From downtown! Score!

In order to get around, the game feels very much like the Xbox 360's Crackdown except for the fact that Cole can't drive cars-- he'd short circuit them and blow himself to Hell. Instead, Cole is equipped with heightened mobility. He can traverse across power lines, scale tall buildings, and climb almost everything in the city. Sucker Punch did an admirable job of making sure a player could ascend any building or structure without too many headaches. There's something to grab ahold of and scale seemingly everywhere and on everything.

The structure of the game has you running, climbing, grinding, etc. to a mission point, you listen to the objective of the mission, run to the point or points to complete it, and unlock the next mission to start the process all over again. One of the problems with inFamous is that sometimes it becomes time-consuming to go from point A to point B, especially if the objectives are spread out across multiple islands. As stated, there's thirty-nine individual missions that advance the story, and they range from your typical escort missions to taking down a swarm of enemies to protecting a vehicle or base from damage to blowing jet fighters out of the skies. There's also a bounty of side missions that open up for Cole to accomplish. Once completed, sections of the city will lose gang activity and be free to explore without getting a cap blown in Cole's butt. There's a wide variety of varying side missions to complete, and these can put Cole in charge of saving hostages, taking down an enemy, tracking down a hidden package, protecting a police station, destroying signal jammers, racing across rooftops, and you get the idea of the amount of different missions Cole can take up. inFamous thankfully uses frequent in-mission checkpoints, so dying rarely has you redoing a large section of a mission all over again unlike some games. *Ahem* Grand Theft Auto IV. *Ahem*

Cole can even attack while perched on a pole.

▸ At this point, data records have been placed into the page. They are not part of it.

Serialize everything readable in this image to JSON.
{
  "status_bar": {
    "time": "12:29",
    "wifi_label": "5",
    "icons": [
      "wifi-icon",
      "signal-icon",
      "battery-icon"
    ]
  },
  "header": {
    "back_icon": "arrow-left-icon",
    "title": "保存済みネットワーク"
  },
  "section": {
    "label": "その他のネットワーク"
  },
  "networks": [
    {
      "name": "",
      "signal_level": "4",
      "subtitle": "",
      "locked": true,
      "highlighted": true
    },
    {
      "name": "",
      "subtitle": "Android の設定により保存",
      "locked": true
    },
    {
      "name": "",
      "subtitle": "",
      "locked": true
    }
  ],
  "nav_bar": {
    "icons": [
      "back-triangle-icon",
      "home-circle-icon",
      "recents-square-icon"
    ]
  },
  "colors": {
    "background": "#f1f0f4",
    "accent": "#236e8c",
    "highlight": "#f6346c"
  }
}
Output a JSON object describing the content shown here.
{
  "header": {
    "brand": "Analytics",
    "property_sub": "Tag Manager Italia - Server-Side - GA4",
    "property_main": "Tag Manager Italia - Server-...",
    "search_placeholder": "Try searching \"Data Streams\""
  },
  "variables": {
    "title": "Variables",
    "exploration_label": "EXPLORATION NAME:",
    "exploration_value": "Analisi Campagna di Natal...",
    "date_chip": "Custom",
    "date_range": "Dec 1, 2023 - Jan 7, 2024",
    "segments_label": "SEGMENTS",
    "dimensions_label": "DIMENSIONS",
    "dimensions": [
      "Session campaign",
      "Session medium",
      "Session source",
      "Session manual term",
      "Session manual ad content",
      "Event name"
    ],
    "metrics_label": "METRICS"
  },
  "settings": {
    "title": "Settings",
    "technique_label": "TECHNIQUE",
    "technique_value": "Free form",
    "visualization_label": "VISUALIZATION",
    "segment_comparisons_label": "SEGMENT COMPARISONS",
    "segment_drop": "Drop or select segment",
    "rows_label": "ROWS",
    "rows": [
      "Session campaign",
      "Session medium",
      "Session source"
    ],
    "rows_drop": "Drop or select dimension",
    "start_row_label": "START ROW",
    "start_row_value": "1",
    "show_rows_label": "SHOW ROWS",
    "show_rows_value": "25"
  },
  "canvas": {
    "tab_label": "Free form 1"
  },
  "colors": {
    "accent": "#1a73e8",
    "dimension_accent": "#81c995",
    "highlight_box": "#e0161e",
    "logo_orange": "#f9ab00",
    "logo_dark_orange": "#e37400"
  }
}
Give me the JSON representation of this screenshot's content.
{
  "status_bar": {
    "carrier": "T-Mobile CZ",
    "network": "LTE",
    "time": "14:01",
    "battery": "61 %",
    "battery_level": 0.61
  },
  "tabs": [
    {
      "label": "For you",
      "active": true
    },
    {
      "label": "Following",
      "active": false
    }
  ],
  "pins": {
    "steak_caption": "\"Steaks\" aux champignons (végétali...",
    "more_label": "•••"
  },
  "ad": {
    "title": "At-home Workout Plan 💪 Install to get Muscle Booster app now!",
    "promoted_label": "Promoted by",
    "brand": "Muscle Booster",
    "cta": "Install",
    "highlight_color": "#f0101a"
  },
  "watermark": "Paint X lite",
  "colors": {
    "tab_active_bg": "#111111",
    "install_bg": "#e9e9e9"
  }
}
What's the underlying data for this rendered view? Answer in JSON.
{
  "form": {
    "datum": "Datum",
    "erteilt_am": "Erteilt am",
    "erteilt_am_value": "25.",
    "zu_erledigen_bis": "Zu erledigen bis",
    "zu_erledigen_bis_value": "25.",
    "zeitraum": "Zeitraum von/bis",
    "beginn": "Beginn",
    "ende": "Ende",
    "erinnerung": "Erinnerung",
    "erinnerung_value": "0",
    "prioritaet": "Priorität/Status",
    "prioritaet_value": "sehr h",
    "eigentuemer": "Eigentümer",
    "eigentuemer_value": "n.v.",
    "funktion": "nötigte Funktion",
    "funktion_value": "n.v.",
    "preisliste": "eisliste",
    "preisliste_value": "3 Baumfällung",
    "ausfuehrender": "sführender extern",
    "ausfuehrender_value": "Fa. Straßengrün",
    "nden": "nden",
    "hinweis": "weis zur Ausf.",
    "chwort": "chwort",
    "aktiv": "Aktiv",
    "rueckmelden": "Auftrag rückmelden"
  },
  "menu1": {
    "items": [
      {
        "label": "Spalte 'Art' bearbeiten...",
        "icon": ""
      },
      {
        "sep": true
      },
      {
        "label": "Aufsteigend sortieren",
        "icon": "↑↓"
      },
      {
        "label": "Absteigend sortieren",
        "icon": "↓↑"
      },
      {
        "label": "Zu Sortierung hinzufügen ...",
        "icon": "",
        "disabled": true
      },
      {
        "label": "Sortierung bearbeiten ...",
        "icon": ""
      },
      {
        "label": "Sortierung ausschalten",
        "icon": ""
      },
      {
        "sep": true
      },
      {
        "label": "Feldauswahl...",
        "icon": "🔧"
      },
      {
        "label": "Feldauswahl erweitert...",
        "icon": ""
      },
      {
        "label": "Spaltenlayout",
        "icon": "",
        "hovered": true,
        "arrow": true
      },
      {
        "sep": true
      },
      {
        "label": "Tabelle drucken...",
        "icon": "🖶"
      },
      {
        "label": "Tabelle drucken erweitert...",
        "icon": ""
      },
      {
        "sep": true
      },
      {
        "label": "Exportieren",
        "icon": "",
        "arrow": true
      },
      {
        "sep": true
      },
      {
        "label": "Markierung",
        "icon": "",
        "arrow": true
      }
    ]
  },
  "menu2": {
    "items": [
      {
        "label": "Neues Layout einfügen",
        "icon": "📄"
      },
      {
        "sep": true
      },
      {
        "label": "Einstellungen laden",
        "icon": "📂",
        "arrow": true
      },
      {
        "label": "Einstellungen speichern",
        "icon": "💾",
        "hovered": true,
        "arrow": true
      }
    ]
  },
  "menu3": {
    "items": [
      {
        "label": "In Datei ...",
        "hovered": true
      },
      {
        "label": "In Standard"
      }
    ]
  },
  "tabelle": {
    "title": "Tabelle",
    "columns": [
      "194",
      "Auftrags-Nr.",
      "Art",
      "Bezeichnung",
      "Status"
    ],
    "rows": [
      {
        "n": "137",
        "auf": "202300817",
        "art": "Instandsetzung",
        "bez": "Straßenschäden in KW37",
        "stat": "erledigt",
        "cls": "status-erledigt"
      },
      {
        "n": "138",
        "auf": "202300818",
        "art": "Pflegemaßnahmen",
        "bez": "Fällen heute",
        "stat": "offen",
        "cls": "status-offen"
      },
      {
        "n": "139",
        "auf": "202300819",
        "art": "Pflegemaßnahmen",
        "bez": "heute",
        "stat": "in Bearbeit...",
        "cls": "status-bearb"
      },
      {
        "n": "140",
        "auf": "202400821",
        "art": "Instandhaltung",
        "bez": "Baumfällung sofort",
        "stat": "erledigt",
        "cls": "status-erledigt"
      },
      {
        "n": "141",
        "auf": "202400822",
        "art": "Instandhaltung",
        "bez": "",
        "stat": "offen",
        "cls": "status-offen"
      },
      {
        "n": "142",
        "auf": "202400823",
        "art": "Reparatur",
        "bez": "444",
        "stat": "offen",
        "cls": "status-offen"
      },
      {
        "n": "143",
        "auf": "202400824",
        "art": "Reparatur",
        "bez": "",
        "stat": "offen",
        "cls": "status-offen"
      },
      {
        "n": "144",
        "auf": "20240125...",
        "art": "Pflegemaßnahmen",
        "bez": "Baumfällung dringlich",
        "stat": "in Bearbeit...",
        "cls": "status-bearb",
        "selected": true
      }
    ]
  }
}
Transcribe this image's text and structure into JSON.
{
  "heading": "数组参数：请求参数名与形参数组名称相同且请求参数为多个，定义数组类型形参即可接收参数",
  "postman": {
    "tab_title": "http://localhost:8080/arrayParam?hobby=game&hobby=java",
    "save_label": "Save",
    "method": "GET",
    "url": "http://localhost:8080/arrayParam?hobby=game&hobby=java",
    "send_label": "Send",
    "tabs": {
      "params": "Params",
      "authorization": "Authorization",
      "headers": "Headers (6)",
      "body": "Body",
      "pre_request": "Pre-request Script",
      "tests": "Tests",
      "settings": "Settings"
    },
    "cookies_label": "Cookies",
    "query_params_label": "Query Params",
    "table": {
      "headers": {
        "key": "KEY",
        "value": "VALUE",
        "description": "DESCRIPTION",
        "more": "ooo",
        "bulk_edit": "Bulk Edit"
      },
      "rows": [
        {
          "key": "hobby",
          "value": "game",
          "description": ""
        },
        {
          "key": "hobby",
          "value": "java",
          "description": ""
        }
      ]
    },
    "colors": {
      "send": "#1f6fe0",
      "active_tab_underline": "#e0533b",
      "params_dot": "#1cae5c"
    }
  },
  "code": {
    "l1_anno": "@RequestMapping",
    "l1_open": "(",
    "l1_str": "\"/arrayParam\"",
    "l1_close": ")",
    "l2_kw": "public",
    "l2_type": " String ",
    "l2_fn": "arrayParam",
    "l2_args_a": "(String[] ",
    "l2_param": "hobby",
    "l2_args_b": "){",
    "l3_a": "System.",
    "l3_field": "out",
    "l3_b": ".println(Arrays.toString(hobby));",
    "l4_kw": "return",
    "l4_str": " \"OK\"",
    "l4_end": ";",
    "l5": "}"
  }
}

inFamous gives the player a choice of morality. Multiple missions give Cole the choice between doing the right thing and doing the wrong thing. One of the earliest missions tasks Cole with hoarding a shipment of air dropped food to himself and his friends by scaring everyone else away or to give everyone their fair share. These morality moments alter Cole's appearance as well as several cut-scenes throughout the game. Cole can act as a hero, a savior to Empire City, or he can become a villain with cold, gravestone gray skin and the fear of the people. It's worth it just to play through the game twice just to see the subtle differences between being good and being infamous. In addition to that, completing all of the side missions, collecting all audio diaries (dead drops), and tracking down all 350 hidden blast shards-- ammo-increasing items-- will stretch the longevity of the game in spades.

inFamous looks very good running on the Playstation 3. There's some graphical glitches here and there such as texture pop-in as well as pop-in in general, but that's to be expected from a game the scope of Empire City. Character models are adequate, and buildings and their architecture are wonderful. The music is quite good though not very memorable, and the voice acting does an adequate job of advancing the story without coming across as corny.

Empire City: Will you save it or forsake it?

inFamous borrows some concepts from Sucker Punch's previous Sly Cooper games and puts them into an open-world sandbox game. There's plenty to do, plenty to see, and plenty to explore. Wandering around Empire City aimlessly is a joy to just zap random pedestrians or scale the tallest buildings just to glide off of them. With numerous story and side missions, a decent story with plenty of twists, and the ability to play through the game twice with two different karma ratings, inFamous is a terrific new franchise from a studio that shows it knows what it's doing.